John McCain regularly accused then-candidate Barack Obama of being a tax-and-spend liberal, seeking to “spread the wealth” as Obama disclosed in a much regretted off-hand comment. Well, the spending promises were discarded instantaneously. He did not go “line-by-line” through the budget nor have we seen a net reduction in spending.
Now the cat is out of the bag on taxes as well. Really, you knew this was coming:
The White House seems to be retreating from President Barack Obama’s campaign promise that he would not raise taxes on families making less than $250,000. Under persistent questioning from ABC’s George Stephanopoulos Sunday, Obama senior adviser David Axelrod declined to restate the vow and left open the possibility that the president might sign health care reform legislation that taxes high-cost, employer-provided insurance plans which some middle-class families currently receive tax free.
Actually they already broke the promise with tax hikes on cigarettes and the cap-and-trade energy tax.

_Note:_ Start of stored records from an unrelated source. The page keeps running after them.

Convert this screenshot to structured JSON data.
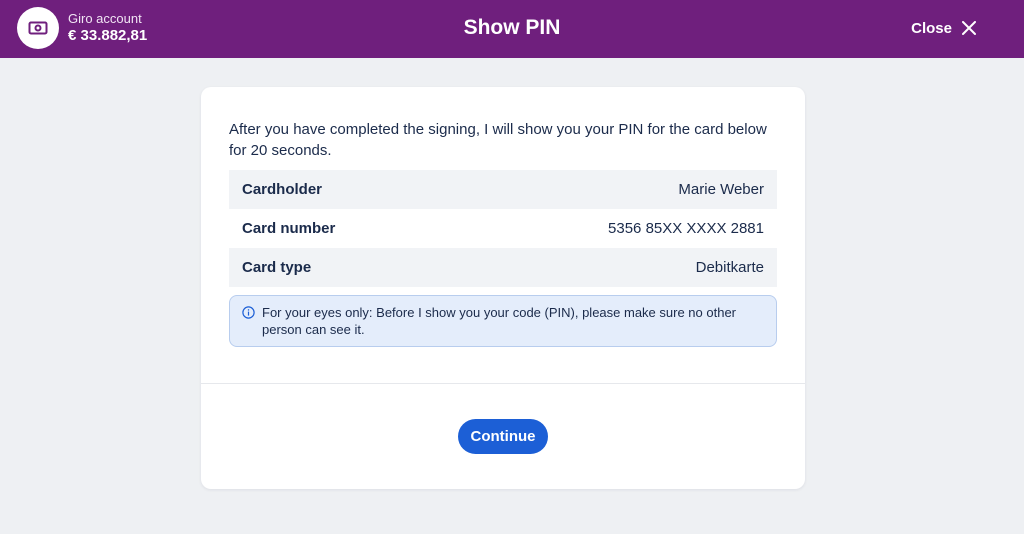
{
  "header": {
    "account_label": "Giro account",
    "account_balance": "€ 33.882,81",
    "account_icon": "banknote-icon",
    "title": "Show PIN",
    "close_label": "Close",
    "close_icon": "close-icon",
    "background_color": "#6f1f7d"
  },
  "dialog": {
    "intro": "After you have completed the signing, I will show you your PIN for the card below for 20 seconds.",
    "details": [
      {
        "key": "Cardholder",
        "value": "Marie Weber"
      },
      {
        "key": "Card number",
        "value": "5356 85XX XXXX 2881"
      },
      {
        "key": "Card type",
        "value": "Debitkarte"
      }
    ],
    "notice": "For your eyes only: Before I show you your code (PIN), please make sure no other person can see it.",
    "notice_icon": "info-icon",
    "continue_label": "Continue",
    "accent_color": "#1c5fd6"
  }
}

Even if we take the CBO’s modest number at face value (e.g. $175 per person) that does have a way of adding up. Bill Kristol did the math and noted the timing on Fox News Sunday: “$175 a person is, what, five, 600, seven, $800 a family, depending on how many — how big your family is. That’s kind of a lot of money to heap on families in the middle of a recession.”
Obama ran as a fiscal moderate — swearing affection for markets and promising only to tax the “rich.” The reality, just as McCain predicted, is quite different. The question remains whether the voters will notice and object to having been so blatantly deceived.